A step beyond the simply pirated Peppa Pig videos mentioned previously are the knock-offs. These too seem to teem with violence. In the official Peppa Pig videos, Peppa does indeed go to the dentist, and the episode in which she does so seems to be popular — although, confusingly, what appears to be the real episode is only available on an unofficial channel. In the official timeline, Peppa is appropriately reassured by a kindly dentist. In the version above, she is basically tortured, before turning into a series of Iron Man robots and performing the Learn Colours dance. A search for “peppa pig dentist” returns the above video on the front page, and it only gets worse from here.

Disturbing Peppa Pig videos, which tend towards extreme violence and fear, with Peppa eating her father or drinking bleach, are, it turns out very widespread. They make up an entire YouTube subculture. Many are obviously parodies, or even satires of themselves, in the pretty common style of the internet’s outrageous, deliberately offensive kind. All the 4chan tropes are there, the trolls are out, we know this.

This, I think, is my point: The system is complicit in the abuse.

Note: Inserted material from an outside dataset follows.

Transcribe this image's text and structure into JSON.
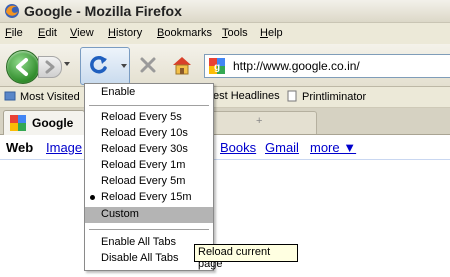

And right now, right here, YouTube and Google are complicit in that system. The architecture they have built to extract the maximum revenue from online video is being hacked by persons unknown to abuse children, perhaps not even deliberately, but at a massive scale. I believe they have an absolute responsibility to deal with this, just as they have a responsibility to deal with the radicalisation of (mostly) young (mostly) men via extremist videos — of any political persuasion. They have so far showed absolutely no inclination to do this, which is in itself despicable. However, a huge part of my troubled response to this issue is that I have no idea how they can respond without shutting down the service itself, and most systems which resemble it. We have built a world which operates at scale, where human oversight is simply impossible, and no manner of inhuman oversight will counter most of the examples I’ve used in this essay. The asides I’ve kept in parentheses throughout, if expanded upon, would allow one with minimal effort to rewrite everything I’ve said, with very little effort, to be not about child abuse, but about white nationalism, about violent religious ideologies, about fake news, about climate denialism, about 9/11 conspiracies.
 
We don't have reading logs or anything yet (PK4), but I had a teacher friend with three kids share something on FB the other day about her loathing of reading logs and an alternative that another teacher developed.

LOVE that. thank you!
 
Yeah, I sent a rep to MHB basically saying I'm glad PM's kids don't have tablets. This makes me hope they stay young forever and never, ever go online.
 
The worst new trend is YouTube videos of kids playing video games or opening packs of cards. Have no idea why the kids love them, but they do.
 
The worst new trend is YouTube videos of kids playing video games or opening packs of cards. Have no idea why the kids love them, but they do.

Yeah we had to block YouTube on all devices because of that. Not only is it a stupid concept, but the guy playing video games is always like 22 in his mom's basement dropping F-bombs every third word with JayZ blaring in the background.
 
We use an app called Cakey on the old iPad my daughter uses cuz of all the weirdness that is even available on YouTube kids. On Cakey you can add YouTube videos to your own playlists so only the videos you add can be seen.
 
Warning, boring tax question.

My work let's us put up to $1500 in a flex spending account for child care. Because that is less than the allowed $3000 per kid for tax credit purposes, can I claim the dependent care tax credit on the difference? I'm trying to figure out the best way to do this.